Scène IV
Hé bien, belle Hespérie, Alcidon ce bon père
Vous marie aujourd'hui : c'est de vous qu'il espère
Un coeur obéissant : Vous auriez à choisir.
Hélas ! Je le sais bien c'est tout mon déplaisir : [1800]
De vrai je puis choisir entre près de cent mille :
Mais funeste richesse ! Abondance inutile !
Si j'en vais choisir un, quel barbare dessein ?
Je mets à tout le reste un poignard dans le sein.
Vous croyez un peu trop que chacun vous adore. [1805]
Ah ! Quel aveuglement ? En doutez-vous encore ?
Voulez-vous publier que je vais faire un choix,
Pour voir combien d'Amants vivent dessous mes lois ?
Ah ! Mon père, l'épreuve en serait trop cruelle.
Voudriez-vous à ce point me rendre criminelle ? [1810]
Soudain que l'on verrait l'heureux choix de mes yeux,
Ce glorieux Amant, ce favori des cieux,
Les autres hors d'espoir, tristes et misérables
Feraient tout retentir de cris épouvantables :
Les uns se noieraient aux plus prochaines eaux ; [1815]
D'autres iraient chercher le secours des corbeaux :
Les uns se lanceraient du haut des précipices :
Je verrais devant moi les sanglants sacrifices
Des autres dont la main finirait le malheur :
Et le reste mourrait de sa propre douleur. [1820]
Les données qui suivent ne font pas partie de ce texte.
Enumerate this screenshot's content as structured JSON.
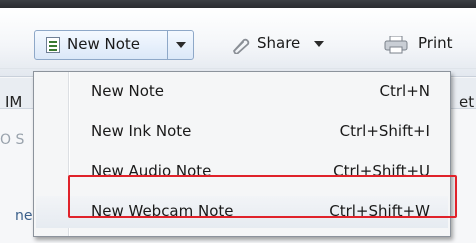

Mon âme ferait bien en cruauté féconde,
D'exterminer pour un, tout le reste du monde.
Bons Dieux ! Quelle folie ?
Ah ! Pour l'heur d'un amant,
Voudriez-vous que le reste entrât au monument ?
Non, je n'en ferai rien, je n'ai pas ce courage : [1825]
Je me veux pour jamais privé du mariage.